# Databricks

Euno's Databricks integration supports auto-discovery of:

* Databricks workspaces
* Unity Catalog databases (catalogs)
* Unity Catalog schemas
* Unity Catalog tables, views, materialized views, and external tables
* Table and column metadata (including tags)
* Table usage metrics for 14/30/60 day windows
* Column usage metrics for 14/30/60 day windows
* Query-history-backed column lineage
* Databricks notebooks and notebook-driven relationships

## Setting up Databricks integration

### Overview

Databricks is a unified analytics platform that combines data engineering, data science, and analytics workflows.

In Euno, the Databricks integration combines:

* Unity Catalog metadata (`system.information_schema.*`)
* Databricks system lineage/usage evidence (`system.access.*`, `system.query.history`)
* Workspace notebook discovery (Workspace API)

This allows Euno to observe warehouse resources, usage, lineage, and notebook artifacts in one integration.

### Step 1: Prepare your Databricks workspace

#### Ensure Databricks SQL warehouse access

1. Verify that Unity Catalog is enabled.
2. Ensure at least one SQL warehouse is available and running.
3. Note your workspace hostname (for example `dbc-xxxxxxxx-xxxx.cloud.databricks.com`).
4. Note the SQL warehouse HTTP path (for example `/sql/1.0/warehouses/warehouse-id`).
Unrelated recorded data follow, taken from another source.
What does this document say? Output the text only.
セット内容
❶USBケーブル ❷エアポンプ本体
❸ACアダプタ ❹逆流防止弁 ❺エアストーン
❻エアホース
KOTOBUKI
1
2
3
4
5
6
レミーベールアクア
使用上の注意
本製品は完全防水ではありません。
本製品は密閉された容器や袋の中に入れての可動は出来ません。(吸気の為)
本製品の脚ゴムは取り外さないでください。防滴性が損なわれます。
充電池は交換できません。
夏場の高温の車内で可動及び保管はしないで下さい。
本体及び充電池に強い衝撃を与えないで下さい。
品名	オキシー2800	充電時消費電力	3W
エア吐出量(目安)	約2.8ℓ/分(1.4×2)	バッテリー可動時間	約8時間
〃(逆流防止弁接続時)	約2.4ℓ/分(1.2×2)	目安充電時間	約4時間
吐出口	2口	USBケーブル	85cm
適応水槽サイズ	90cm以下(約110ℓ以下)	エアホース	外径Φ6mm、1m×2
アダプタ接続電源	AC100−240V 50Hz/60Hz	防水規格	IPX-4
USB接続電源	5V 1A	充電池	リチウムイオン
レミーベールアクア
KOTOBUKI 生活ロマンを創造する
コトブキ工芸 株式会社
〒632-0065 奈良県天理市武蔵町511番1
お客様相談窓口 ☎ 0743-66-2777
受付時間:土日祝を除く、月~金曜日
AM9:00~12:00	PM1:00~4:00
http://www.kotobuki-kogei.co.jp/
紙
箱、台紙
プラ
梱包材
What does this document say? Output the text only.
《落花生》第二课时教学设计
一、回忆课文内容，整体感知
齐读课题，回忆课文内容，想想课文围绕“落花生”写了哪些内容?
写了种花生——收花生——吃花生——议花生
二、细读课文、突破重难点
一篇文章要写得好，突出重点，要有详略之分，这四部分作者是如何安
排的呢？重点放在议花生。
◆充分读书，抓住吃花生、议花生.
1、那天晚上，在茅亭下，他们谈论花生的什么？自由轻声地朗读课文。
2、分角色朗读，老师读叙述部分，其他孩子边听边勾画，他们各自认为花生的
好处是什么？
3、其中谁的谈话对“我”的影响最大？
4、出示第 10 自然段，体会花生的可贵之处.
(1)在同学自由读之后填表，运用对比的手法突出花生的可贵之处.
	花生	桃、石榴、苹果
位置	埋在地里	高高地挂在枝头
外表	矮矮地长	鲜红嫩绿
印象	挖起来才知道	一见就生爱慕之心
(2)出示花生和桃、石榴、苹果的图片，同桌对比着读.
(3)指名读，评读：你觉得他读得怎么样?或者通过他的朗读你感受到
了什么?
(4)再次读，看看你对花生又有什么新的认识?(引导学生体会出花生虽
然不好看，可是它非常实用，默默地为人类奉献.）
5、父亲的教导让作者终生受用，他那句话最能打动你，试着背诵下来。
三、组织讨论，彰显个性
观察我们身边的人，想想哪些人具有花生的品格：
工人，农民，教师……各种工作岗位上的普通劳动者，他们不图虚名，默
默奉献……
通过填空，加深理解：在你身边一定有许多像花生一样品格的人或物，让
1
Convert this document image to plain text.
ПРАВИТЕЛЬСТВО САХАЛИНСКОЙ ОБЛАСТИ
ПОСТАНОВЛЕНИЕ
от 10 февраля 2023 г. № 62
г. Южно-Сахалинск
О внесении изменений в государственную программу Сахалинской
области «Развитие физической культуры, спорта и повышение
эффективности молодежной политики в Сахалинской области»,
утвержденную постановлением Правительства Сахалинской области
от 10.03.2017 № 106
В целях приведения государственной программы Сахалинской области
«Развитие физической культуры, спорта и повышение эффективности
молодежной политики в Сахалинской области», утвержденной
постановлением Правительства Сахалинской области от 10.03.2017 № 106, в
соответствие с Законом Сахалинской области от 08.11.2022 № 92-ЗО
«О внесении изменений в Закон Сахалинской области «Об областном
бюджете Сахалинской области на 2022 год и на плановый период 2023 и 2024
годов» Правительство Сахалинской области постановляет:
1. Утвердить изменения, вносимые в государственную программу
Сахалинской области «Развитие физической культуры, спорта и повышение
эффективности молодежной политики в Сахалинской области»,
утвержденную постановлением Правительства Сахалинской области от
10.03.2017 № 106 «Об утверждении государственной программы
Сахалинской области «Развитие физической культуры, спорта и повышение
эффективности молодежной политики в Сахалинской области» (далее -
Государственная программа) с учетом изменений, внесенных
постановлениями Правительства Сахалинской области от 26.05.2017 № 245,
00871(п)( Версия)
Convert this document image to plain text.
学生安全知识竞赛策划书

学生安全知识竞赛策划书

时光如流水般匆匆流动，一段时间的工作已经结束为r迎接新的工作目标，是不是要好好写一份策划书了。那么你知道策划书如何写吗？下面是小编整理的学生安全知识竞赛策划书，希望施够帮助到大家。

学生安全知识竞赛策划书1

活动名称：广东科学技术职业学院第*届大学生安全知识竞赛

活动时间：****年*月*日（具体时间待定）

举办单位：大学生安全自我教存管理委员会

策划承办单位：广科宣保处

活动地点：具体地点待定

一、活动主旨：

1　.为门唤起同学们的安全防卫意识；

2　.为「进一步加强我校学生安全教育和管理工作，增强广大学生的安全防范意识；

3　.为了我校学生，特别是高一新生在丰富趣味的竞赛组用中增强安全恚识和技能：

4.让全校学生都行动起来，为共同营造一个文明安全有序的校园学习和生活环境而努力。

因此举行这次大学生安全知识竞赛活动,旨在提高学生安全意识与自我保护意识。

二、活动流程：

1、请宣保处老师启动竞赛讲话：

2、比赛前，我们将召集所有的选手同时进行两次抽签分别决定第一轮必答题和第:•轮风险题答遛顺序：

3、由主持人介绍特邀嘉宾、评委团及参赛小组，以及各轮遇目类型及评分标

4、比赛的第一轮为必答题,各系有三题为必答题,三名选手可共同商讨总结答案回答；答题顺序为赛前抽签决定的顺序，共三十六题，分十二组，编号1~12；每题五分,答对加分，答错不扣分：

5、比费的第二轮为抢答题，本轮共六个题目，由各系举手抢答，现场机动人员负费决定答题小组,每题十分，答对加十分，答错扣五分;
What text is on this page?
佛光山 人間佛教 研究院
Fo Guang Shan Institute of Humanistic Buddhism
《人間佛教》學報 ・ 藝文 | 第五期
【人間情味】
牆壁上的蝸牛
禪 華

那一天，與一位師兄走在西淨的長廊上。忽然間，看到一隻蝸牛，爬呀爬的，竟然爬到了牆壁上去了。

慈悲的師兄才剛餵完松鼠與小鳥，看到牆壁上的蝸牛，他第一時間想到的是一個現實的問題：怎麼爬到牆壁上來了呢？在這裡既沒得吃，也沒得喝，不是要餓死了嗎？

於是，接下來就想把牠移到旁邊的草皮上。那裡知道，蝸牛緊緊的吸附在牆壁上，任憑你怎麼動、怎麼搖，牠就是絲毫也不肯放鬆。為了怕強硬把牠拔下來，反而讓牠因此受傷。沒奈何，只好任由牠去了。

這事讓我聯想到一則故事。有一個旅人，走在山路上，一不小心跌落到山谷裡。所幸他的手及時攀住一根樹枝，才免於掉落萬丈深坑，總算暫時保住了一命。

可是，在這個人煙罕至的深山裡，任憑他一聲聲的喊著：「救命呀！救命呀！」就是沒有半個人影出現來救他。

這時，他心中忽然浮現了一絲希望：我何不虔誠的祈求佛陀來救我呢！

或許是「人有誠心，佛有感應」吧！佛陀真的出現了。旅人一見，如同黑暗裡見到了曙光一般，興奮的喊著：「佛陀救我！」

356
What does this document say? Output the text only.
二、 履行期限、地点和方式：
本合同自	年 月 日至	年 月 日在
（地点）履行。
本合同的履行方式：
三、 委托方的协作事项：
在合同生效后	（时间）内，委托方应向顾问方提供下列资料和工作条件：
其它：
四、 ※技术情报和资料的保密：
#### Create a Databricks personal access token

1. In Databricks, go to **Settings** -> **Developer** -> **Access tokens**.
2. Click **Generate new token**.
3. Set a comment (for example `Euno integration`).
4. Set token lifetime as needed.
5. Click **Generate**.
6. Copy and store the token securely.

**Required permissions**

The token user should have:

* Access to the Databricks workspace
* Permission to use the configured SQL warehouse
* `SELECT` access to required system tables/views
* Access to catalogs/schemas/tables you want to observe
* Workspace API visibility to notebook paths you want to observe

### Step 2: Configure the Databricks integration in Euno

| Configuration   | Description                                                                          |
| --------------- | ------------------------------------------------------------------------------------ |
| Server Hostname | Databricks workspace hostname (for example `dbc-xxxxxxxx-xxxx.cloud.databricks.com`) |
| HTTP Path       | Databricks SQL warehouse HTTP path (for example `/sql/1.0/warehouses/warehouse-id`)  |
| Access Token    | Databricks personal access token                                                     |
| Workspace Name  | Optional display name in Euno (defaults to hostname)                                 |

### Step 3: Schedule

* Enable scheduling.
* Choose one option:
  1. **Weekly** with specific day/time.
  2. **Hourly** with an interval.

### Step 4: Resource cleanup

* **Immediate Cleanup**: remove resources not detected in the latest successful run.
* **No Cleanup**: keep resources even if no longer detected.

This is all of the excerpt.